I respected Julie and her ostentatious family enough to be strangely proud of this.

We had to walk part way back to the ferry lugging our camping gear. Julie took it well but was very relieved when old Murray Tihoi picked us up. I bit back a desire to comment when Julie climbed into the rusty hulk and barely glanced at Murray. A day earlier she would have anticipated death by both car accident and serial murderer. The Hokianga had taken a hold of her.

We went to see Grandma. Evidently Mum had prepared her for a visit. “Kia Ora, girl. You Miata’s rich Pākehā friend?”

Even I cringed at that, but Julie’s new toughness held good. “Yes, sure am,” she laughed.

Walking back home she said, “Your Gran is really nice.” I know that that is true but I couldn’t see what made Julie think so.

The next day we bused back to Auckland and school. We were closer because we had seen each other’s way of life, but I think we were also further apart because we had seen an unbridgeable gap.

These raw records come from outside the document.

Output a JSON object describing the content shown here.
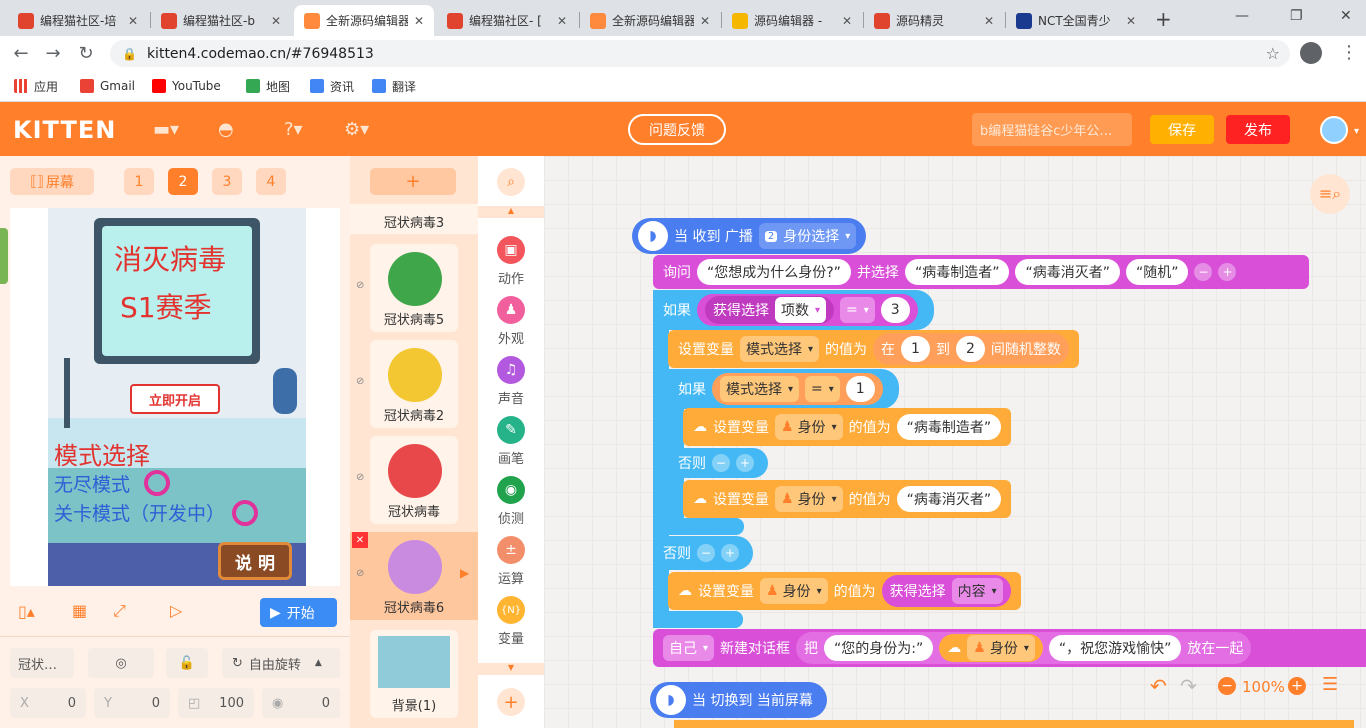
{
  "browser": {
    "tabs": [
      {
        "title": "编程猫社区-培",
        "color": "#e0442f"
      },
      {
        "title": "编程猫社区-b",
        "color": "#e0442f"
      },
      {
        "title": "全新源码编辑器",
        "color": "#ff8a3d"
      },
      {
        "title": "编程猫社区- [",
        "color": "#e0442f"
      },
      {
        "title": "全新源码编辑器",
        "color": "#ff8a3d"
      },
      {
        "title": "源码编辑器 -",
        "color": "#f6b700"
      },
      {
        "title": "源码精灵",
        "color": "#e0442f"
      },
      {
        "title": "NCT全国青少",
        "color": "#1a3a8f"
      }
    ],
    "new_tab": "+",
    "window_controls": {
      "minimize": "—",
      "restore": "❐",
      "close": "✕"
    },
    "url": "kitten4.codemao.cn/#76948513",
    "bookmarks": [
      {
        "label": "应用",
        "color": "#ea4335"
      },
      {
        "label": "Gmail",
        "color": "#ea4335"
      },
      {
        "label": "YouTube",
        "color": "#ff0000"
      },
      {
        "label": "地图",
        "color": "#34a853"
      },
      {
        "label": "资讯",
        "color": "#4285f4"
      },
      {
        "label": "翻译",
        "color": "#4285f4"
      }
    ]
  },
  "header": {
    "logo": "KITTEN",
    "feedback": "问题反馈",
    "project_name": "b编程猫硅谷c少年公…",
    "save": "保存",
    "publish": "发布"
  },
  "stage_panel": {
    "screen_label": "屏幕",
    "screens": [
      "1",
      "2",
      "3",
      "4"
    ],
    "selected_screen": "2",
    "stage_texts": {
      "title1": "消灭病毒",
      "title2": "S1赛季",
      "start_sign": "立即开启",
      "mode_title": "模式选择",
      "mode1": "无尽模式",
      "mode2": "关卡模式（开发中）",
      "help": "说 明"
    },
    "start_button": "开始",
    "props": {
      "sprite_name": "冠状…",
      "rotation": "自由旋转",
      "x_label": "X",
      "x": "0",
      "y_label": "Y",
      "y": "0",
      "size": "100",
      "direction": "0"
    }
  },
  "sprites": {
    "add": "+",
    "items": [
      {
        "label": "冠状病毒3",
        "color": ""
      },
      {
        "label": "冠状病毒5",
        "color": "#3fa64a"
      },
      {
        "label": "冠状病毒2",
        "color": "#f3c731"
      },
      {
        "label": "冠状病毒",
        "color": "#e8484a"
      },
      {
        "label": "冠状病毒6",
        "color": "#c98be0"
      },
      {
        "label": "背景(1)",
        "color": ""
      }
    ]
  },
  "categories": [
    {
      "label": "动作",
      "icon": "motion-icon",
      "color": "#f2555b"
    },
    {
      "label": "外观",
      "icon": "looks-icon",
      "color": "#f25f9d"
    },
    {
      "label": "声音",
      "icon": "sound-icon",
      "color": "#b259e0"
    },
    {
      "label": "画笔",
      "icon": "pen-icon",
      "color": "#27b389"
    },
    {
      "label": "侦测",
      "icon": "sensing-icon",
      "color": "#21a34e"
    },
    {
      "label": "运算",
      "icon": "operator-icon",
      "color": "#f28f6a"
    },
    {
      "label": "变量",
      "icon": "variable-icon",
      "color": "#ffb531"
    }
  ],
  "blocks": {
    "hat1_event": "当 收到 广播",
    "hat1_msg_num": "2",
    "hat1_msg": "身份选择",
    "ask": "询问",
    "ask_q": "“您想成为什么身份?”",
    "ask_and": "并选择",
    "opt1": "“病毒制造者”",
    "opt2": "“病毒消灭者”",
    "opt3": "“随机”",
    "if1": "如果",
    "get_choice": "获得选择",
    "index": "项数",
    "eq": "=",
    "three": "3",
    "setvar": "设置变量",
    "mode_var": "模式选择",
    "value_of": "的值为",
    "rand_in": "在",
    "one": "1",
    "to": "到",
    "two": "2",
    "rand_int": "间随机整数",
    "if2": "如果",
    "identity": "身份",
    "maker": "“病毒制造者”",
    "killer": "“病毒消灭者”",
    "else": "否则",
    "content": "内容",
    "self": "自己",
    "new_dialog": "新建对话框",
    "join": "把",
    "your_identity": "“您的身份为:”",
    "wish": "“，祝您游戏愉快”",
    "put_together": "放在一起",
    "hat2": "当 切换到 当前屏幕"
  },
  "workspace": {
    "zoom": "100%"
  }
}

I reached the end of my college life as dux. That is easier for a mathematician because it’s near impossible to get very high marks in the arts. But I got 99% in final year maths and not a lot less in science. But by then it no longer mattered. I had a scholarship to Victoria University of Wellington. I was going even further south and further from the home I love.

But before I leave college behind I must tell of my sporting triumph. I was vice captain playing on the wing in the big hockey final against our arch rivals when our captain was hit on the shin and retired hurt. I was promoted to captain in the grand final when we were only a goal behind, but with our captain off the field and a dubious substitute in mid-field. The ground was wet and slow which saved us. It was a low scoring game, but Julie was there at centre. Twice towards the end, with our opposition flagging I centred to Julie and twice she scored. It was a rare and wonderful win. We finished the hockey year heroes with Julie and myself as key players. That evening Julie came to me and in our euphoric state we consummated a relationship that had stewed hopelessly for years and which never went anywhere afterwards.